Doubling Farmers’ Income: An Unrealised Dream
Image for representational purpose. Credit: BBC
Union Finance Minister Nirmala Sitharaman presented the Union Budget 2023, which is the last full budget before the 2024 Lok Sabha election. The agriculture sector received a lukewarm response with a modest rise in expenditure for most of the major schemes like Pradhan Mantri Fasal Bima Yojana (PMFBY), Modified Interest Subvention Scheme (MISS), Distribution of Pulses to States/UTs for Welfare Schemes and so on. With the discontinuation of Pradhan Mantri Garib Kalyan Anna Yojana (PM-GKAY), it was not surprising that expenditure on food subsidy decreased from the actual spending of Rs. 2.89 lakh crores in 2021-22 to Rs. 1.97 lakh crores in the budget estimate (BE) for 2023-24. Also, expenditure on one of the largest subsidy-fertiliser, which provides significant input support to farmers, dropped from a revised estimate (RE) of Rs. 2.25 lakh crores in 2022-23 to BE of Rs. 1.75 lakh crores in 2023-24.
Having experienced a tumultuous Kharif of 2022 due to insufficient and untimely rainfall, the least expected from farmers in the country was a rise in the direct transfer through an annual transfer of Rs 8,000 per family instead of the present amount of Rs 6,000 per family under the PM-KISAN scheme. But their wish was met by huge disappointment as the allocation towards this scheme declined from Rs. 66,825 crores for 2021-22 to Rs. 60,000 crores in 2023-24. Unfortunately, the much-hyped ‘doubling of farmers’ income’ did not even find a place in the budget. With slow agricultural growth of 3.47% in the Modi period of 2014-15 to 2022-23, the dream of making higher income from agriculture seems like a distant reality. To double farmers’ income from the 2015-16 level, income needed to grow at a rate of 10.4% per annum from 2015-16 to 2022-23. Contrarily, farmers’ income grew at a meagre pace of 3% per annum between 2012-13 and 2018-19, as per the latest data released by MoSPI.
With the last rays of hope dissipating, most farmers are largely dissuaded from continuing farming as a source of livelihood. So, there is an urgent need to motivate them by ensuring adequate support and sustained income. While a direct cash transfer program like PM-KISAN is a step in the right direction, the amount transferred may not be sufficient to support them. To maintain a steady level of prices, Minimum Support Prices (MSP) have long been used as a policy instrument to provide output support to farmers. The impact of MSP on farmers' income is adequately captured through Situation Assessment Survey (SAS) conducted by NSSO at regular intervals.

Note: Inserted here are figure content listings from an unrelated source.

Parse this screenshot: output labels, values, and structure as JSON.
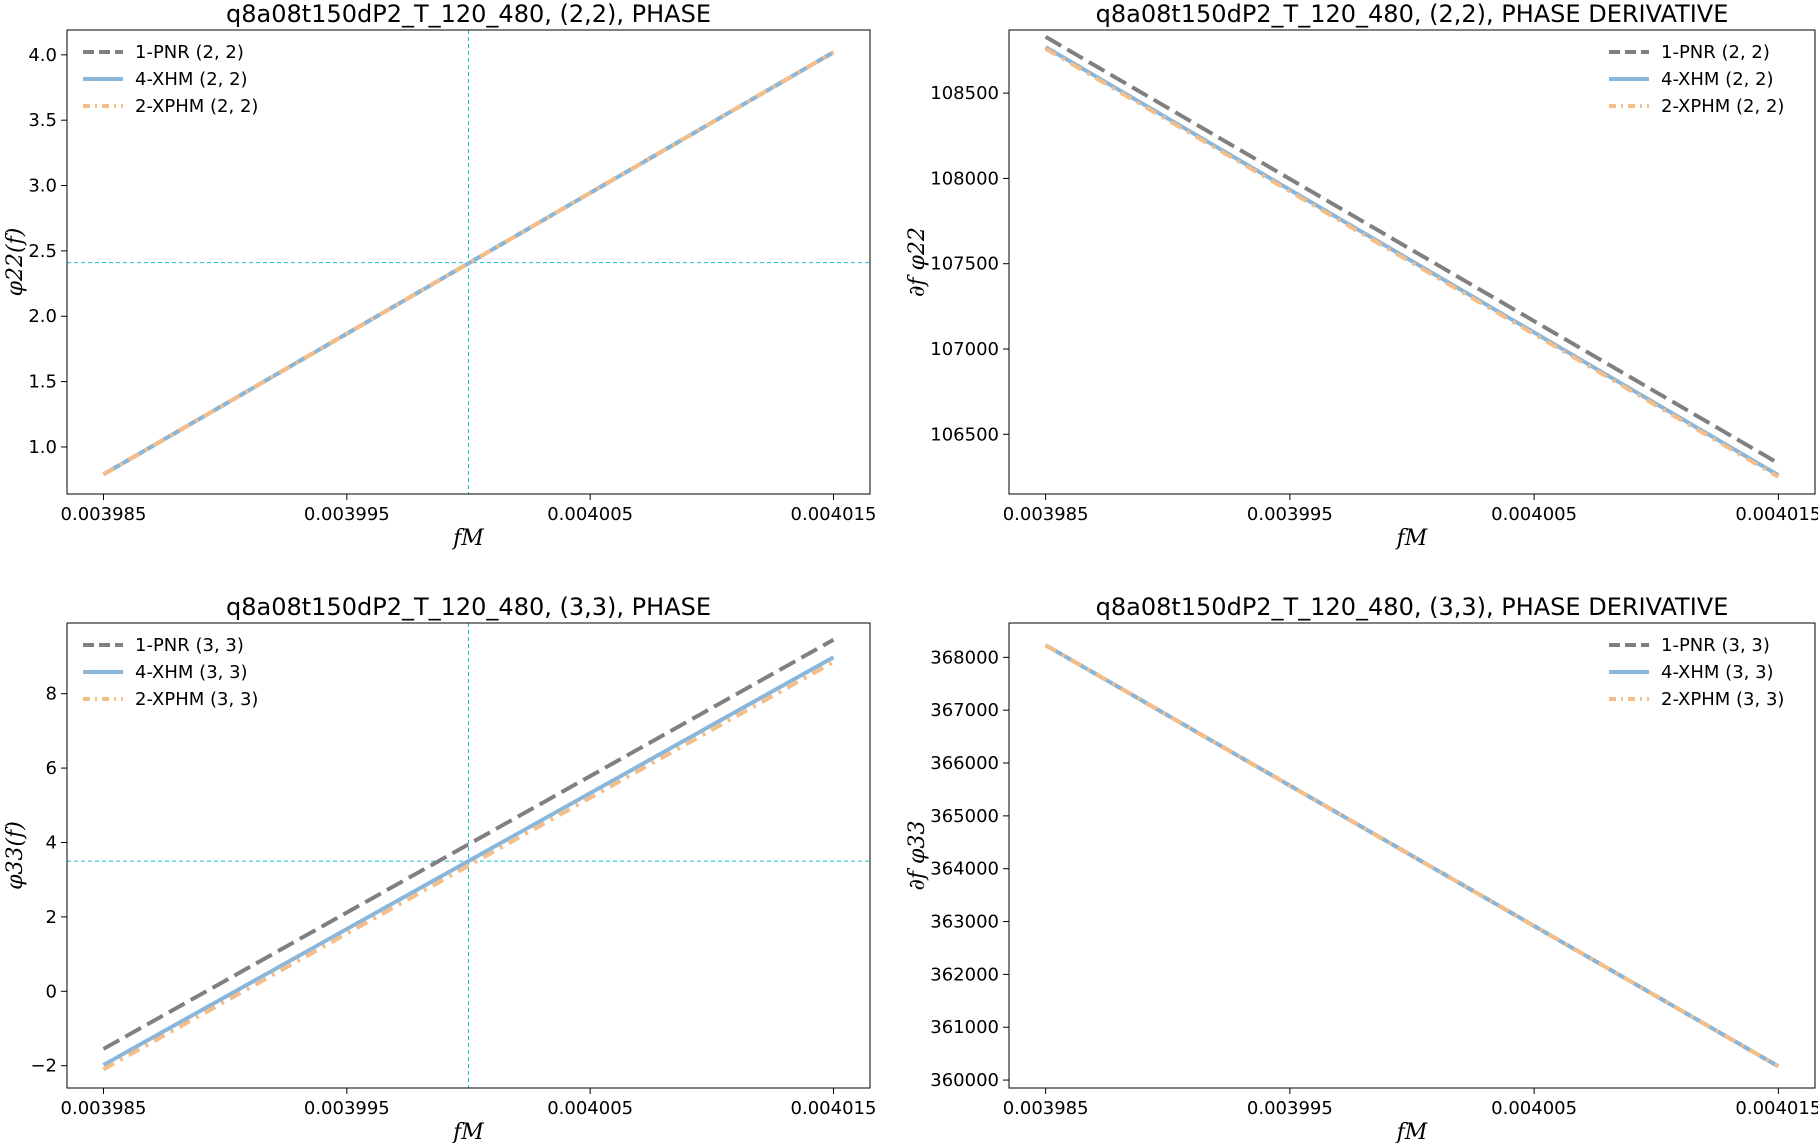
{
  "colors": {
    "pnr": "#808080",
    "xhm": "#8AB6DA",
    "xphm": "#F5BE88",
    "guide": "#17BECF"
  },
  "chart_data": [
    {
      "type": "line",
      "title": "q8a08t150dP2_T_120_480, (2,2), PHASE",
      "xlabel": "fM",
      "ylabel": "φ22(f)",
      "xlim": [
        0.0039835,
        0.0040165
      ],
      "ylim": [
        0.64,
        4.19
      ],
      "xticks": [
        0.003985,
        0.003995,
        0.004005,
        0.004015
      ],
      "xtick_labels": [
        "0.003985",
        "0.003995",
        "0.004005",
        "0.004015"
      ],
      "yticks": [
        1.0,
        1.5,
        2.0,
        2.5,
        3.0,
        3.5,
        4.0
      ],
      "ytick_labels": [
        "1.0",
        "1.5",
        "2.0",
        "2.5",
        "3.0",
        "3.5",
        "4.0"
      ],
      "legend": "top-left",
      "guides": {
        "x": 0.004,
        "y": 2.41
      },
      "series": [
        {
          "name": "1-PNR (2, 2)",
          "style": "dashed",
          "x": [
            0.003985,
            0.004015
          ],
          "y": [
            0.79,
            4.02
          ]
        },
        {
          "name": "4-XHM (2, 2)",
          "style": "solid",
          "x": [
            0.003985,
            0.004015
          ],
          "y": [
            0.79,
            4.02
          ]
        },
        {
          "name": "2-XPHM (2, 2)",
          "style": "dashdot",
          "x": [
            0.003985,
            0.004015
          ],
          "y": [
            0.79,
            4.02
          ]
        }
      ]
    },
    {
      "type": "line",
      "title": "q8a08t150dP2_T_120_480, (2,2), PHASE DERIVATIVE",
      "xlabel": "fM",
      "ylabel": "∂f φ22",
      "xlim": [
        0.0039835,
        0.0040165
      ],
      "ylim": [
        106150,
        108870
      ],
      "xticks": [
        0.003985,
        0.003995,
        0.004005,
        0.004015
      ],
      "xtick_labels": [
        "0.003985",
        "0.003995",
        "0.004005",
        "0.004015"
      ],
      "yticks": [
        106500,
        107000,
        107500,
        108000,
        108500
      ],
      "ytick_labels": [
        "106500",
        "107000",
        "107500",
        "108000",
        "108500"
      ],
      "legend": "top-right",
      "series": [
        {
          "name": "1-PNR (2, 2)",
          "style": "dashed",
          "x": [
            0.003985,
            0.004015
          ],
          "y": [
            108830,
            106330
          ]
        },
        {
          "name": "4-XHM (2, 2)",
          "style": "solid",
          "x": [
            0.003985,
            0.004015
          ],
          "y": [
            108770,
            106260
          ]
        },
        {
          "name": "2-XPHM (2, 2)",
          "style": "dashdot",
          "x": [
            0.003985,
            0.004015
          ],
          "y": [
            108760,
            106250
          ]
        }
      ]
    },
    {
      "type": "line",
      "title": "q8a08t150dP2_T_120_480, (3,3), PHASE",
      "xlabel": "fM",
      "ylabel": "φ33(f)",
      "xlim": [
        0.0039835,
        0.0040165
      ],
      "ylim": [
        -2.6,
        9.9
      ],
      "xticks": [
        0.003985,
        0.003995,
        0.004005,
        0.004015
      ],
      "xtick_labels": [
        "0.003985",
        "0.003995",
        "0.004005",
        "0.004015"
      ],
      "yticks": [
        -2,
        0,
        2,
        4,
        6,
        8
      ],
      "ytick_labels": [
        "−2",
        "0",
        "2",
        "4",
        "6",
        "8"
      ],
      "legend": "top-left",
      "guides": {
        "x": 0.004,
        "y": 3.5
      },
      "series": [
        {
          "name": "1-PNR (3, 3)",
          "style": "dashed",
          "x": [
            0.003985,
            0.004015
          ],
          "y": [
            -1.55,
            9.45
          ]
        },
        {
          "name": "4-XHM (3, 3)",
          "style": "solid",
          "x": [
            0.003985,
            0.004015
          ],
          "y": [
            -1.98,
            8.98
          ]
        },
        {
          "name": "2-XPHM (3, 3)",
          "style": "dashdot",
          "x": [
            0.003985,
            0.004015
          ],
          "y": [
            -2.1,
            8.85
          ]
        }
      ]
    },
    {
      "type": "line",
      "title": "q8a08t150dP2_T_120_480, (3,3), PHASE DERIVATIVE",
      "xlabel": "fM",
      "ylabel": "∂f φ33",
      "xlim": [
        0.0039835,
        0.0040165
      ],
      "ylim": [
        359850,
        368650
      ],
      "xticks": [
        0.003985,
        0.003995,
        0.004005,
        0.004015
      ],
      "xtick_labels": [
        "0.003985",
        "0.003995",
        "0.004005",
        "0.004015"
      ],
      "yticks": [
        360000,
        361000,
        362000,
        363000,
        364000,
        365000,
        366000,
        367000,
        368000
      ],
      "ytick_labels": [
        "360000",
        "361000",
        "362000",
        "363000",
        "364000",
        "365000",
        "366000",
        "367000",
        "368000"
      ],
      "legend": "top-right",
      "series": [
        {
          "name": "1-PNR (3, 3)",
          "style": "dashed",
          "x": [
            0.003985,
            0.004015
          ],
          "y": [
            368230,
            360260
          ]
        },
        {
          "name": "4-XHM (3, 3)",
          "style": "solid",
          "x": [
            0.003985,
            0.004015
          ],
          "y": [
            368230,
            360260
          ]
        },
        {
          "name": "2-XPHM (3, 3)",
          "style": "dashdot",
          "x": [
            0.003985,
            0.004015
          ],
          "y": [
            368230,
            360260
          ]
        }
      ]
    }
  ]
}
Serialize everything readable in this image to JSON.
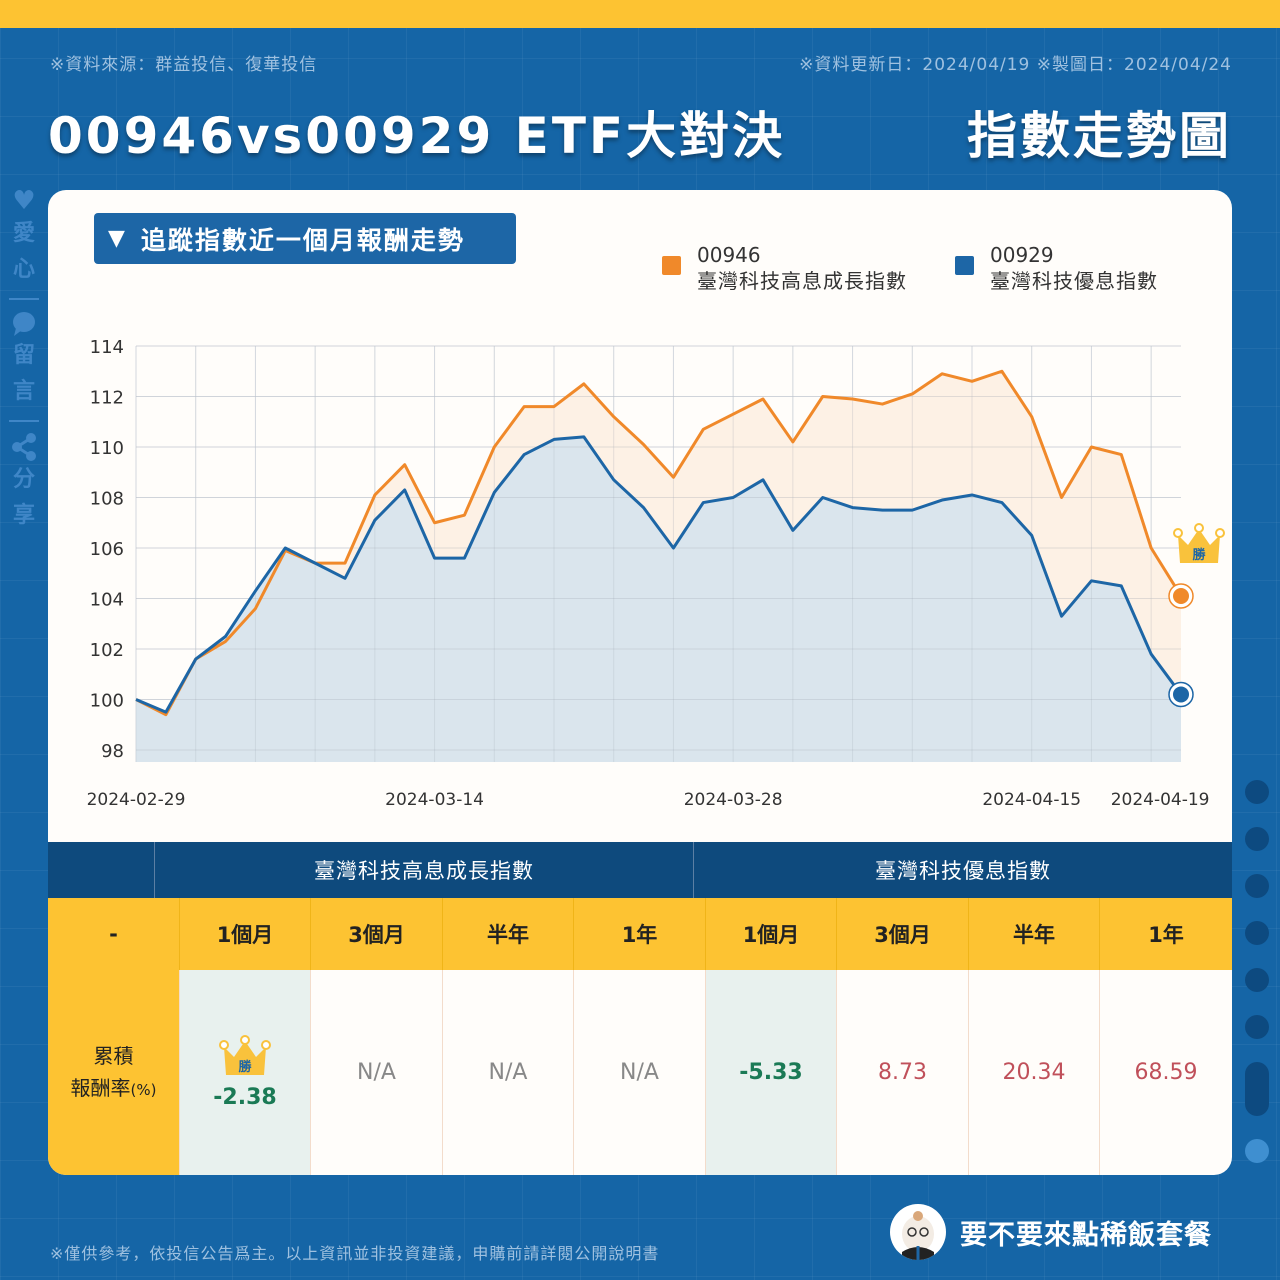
{
  "header": {
    "source": "※資料來源：群益投信、復華投信",
    "dates": "※資料更新日：2024/04/19  ※製圖日：2024/04/24",
    "title": "00946vs00929 ETF大對決",
    "subtitle": "指數走勢圖"
  },
  "side_nav": {
    "like": "愛心",
    "like_chars": [
      "愛",
      "心"
    ],
    "comment_chars": [
      "留",
      "言"
    ],
    "share_chars": [
      "分",
      "享"
    ]
  },
  "section": {
    "label": "追蹤指數近一個月報酬走勢",
    "icon": "triangle-down"
  },
  "legend": [
    {
      "code": "00946",
      "name": "臺灣科技高息成長指數",
      "color": "#f0892a"
    },
    {
      "code": "00929",
      "name": "臺灣科技優息指數",
      "color": "#1d66a6"
    }
  ],
  "winner_badge": "勝",
  "chart_data": {
    "type": "area",
    "title": "追蹤指數近一個月報酬走勢",
    "xlabel": "",
    "ylabel": "",
    "ylim": [
      98,
      114
    ],
    "yticks": [
      98,
      100,
      102,
      104,
      106,
      108,
      110,
      112,
      114
    ],
    "xtick_labels": [
      "2024-02-29",
      "2024-03-14",
      "2024-03-28",
      "2024-04-15",
      "2024-04-19"
    ],
    "grid": true,
    "legend_position": "top-right",
    "x_count": 36,
    "series": [
      {
        "name": "00946 臺灣科技高息成長指數",
        "color": "#f0892a",
        "values": [
          100.0,
          99.4,
          101.6,
          102.3,
          103.6,
          105.9,
          105.4,
          105.4,
          108.1,
          109.3,
          107.0,
          107.3,
          110.0,
          111.6,
          111.6,
          112.5,
          111.2,
          110.1,
          108.8,
          110.7,
          111.3,
          111.9,
          110.2,
          112.0,
          111.9,
          111.7,
          112.1,
          112.9,
          112.6,
          113.0,
          111.2,
          108.0,
          110.0,
          109.7,
          106.0,
          104.1
        ]
      },
      {
        "name": "00929 臺灣科技優息指數",
        "color": "#1d66a6",
        "values": [
          100.0,
          99.5,
          101.6,
          102.5,
          104.3,
          106.0,
          105.4,
          104.8,
          107.1,
          108.3,
          105.6,
          105.6,
          108.2,
          109.7,
          110.3,
          110.4,
          108.7,
          107.6,
          106.0,
          107.8,
          108.0,
          108.7,
          106.7,
          108.0,
          107.6,
          107.5,
          107.5,
          107.9,
          108.1,
          107.8,
          106.5,
          103.3,
          104.7,
          104.5,
          101.8,
          100.2
        ]
      }
    ]
  },
  "table": {
    "group_headers": [
      "臺灣科技高息成長指數",
      "臺灣科技優息指數"
    ],
    "corner": "-",
    "periods": [
      "1個月",
      "3個月",
      "半年",
      "1年",
      "1個月",
      "3個月",
      "半年",
      "1年"
    ],
    "row_label_line1": "累積",
    "row_label_line2": "報酬率",
    "row_label_unit": "(%)",
    "values": [
      "-2.38",
      "N/A",
      "N/A",
      "N/A",
      "-5.33",
      "8.73",
      "20.34",
      "68.59"
    ]
  },
  "footer": {
    "disclaimer": "※僅供參考，依投信公告爲主。以上資訊並非投資建議，申購前請詳閱公開說明書",
    "brand": "要不要來點稀飯套餐"
  }
}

The NSSO’s (77th round) Situation Assessment Survey (SAS) data for 2018-19 reveals that states with effective procurement policies corroborate with higher agricultural income. It is found that most farmers in such states could sell their produce at prices higher than MSP. For instance, around 70 % of farmers in Punjab, 73% in Haryana, and 60% in Chhattisgarh received higher prices than MSPs in these states. It was found that in 2018-19 wholesale prices of rice in harvest months in states like Punjab (Rs. 2383) and Haryana (Rs. 2908), where procurement is concentrated, were much higher than in eastern states of West Bengal (Rs. 1552), Odisha (Rs.1751) and Assam (Rs.1562). As a result, the average income level of agricultural households in the latter states was almost a quarter of the income of the former. Thus, it is clear that an effective price policy with a fraction of procurement made by the government has the potential to uplift wholesale prices and positively impact farmers’ income.
Another important aspect of boosting farmers’ income is creating a conducive environment to reduce farmers’ dependency on the monocropping of paddy and wheat and helping them diversify towards other grains and oilseeds. For this, there is a need to start a dedicated crop diversification policy in which farmers should receive support for the procurement of key inputs and an assured market for their produce. Such an initiative will not only address farmers' income woes but ensure sustainable agriculture practices and minimal depletion of natural resources like water, etc. It is well known that paddy is a water-guzzling crop leading to a massive decline in the water table in the northwestern parts of India. The promotion of pulses and edible oil through diversification will also reduce the country’s reliance on imports, saving large foreign exchange resources.
It was hoped that this budget would renew attention on farmers’ income through concerted policies and adequate allocations. The reduced expenditure on major schemes like PM-GKAY could be utilized to expand procurement and crop diversification policies. Other focus areas on improvement in infrastructure by bringing larger areas under assured irrigation, large-scale promotion of natural farming, improving spending on agricultural research and development could bring about a turnaround in the “not so well” situation of the vast majority of farmers in the country. The potential of agriculture sector in uplifting the country’s economic growth must not be undermined as it continues to engage a large population.
Roy is a Research Fellow with ICRIER and Terway is an agri-policy analyst and founder of Tuvai Nature Private Limited. The views expressed are authors’ own.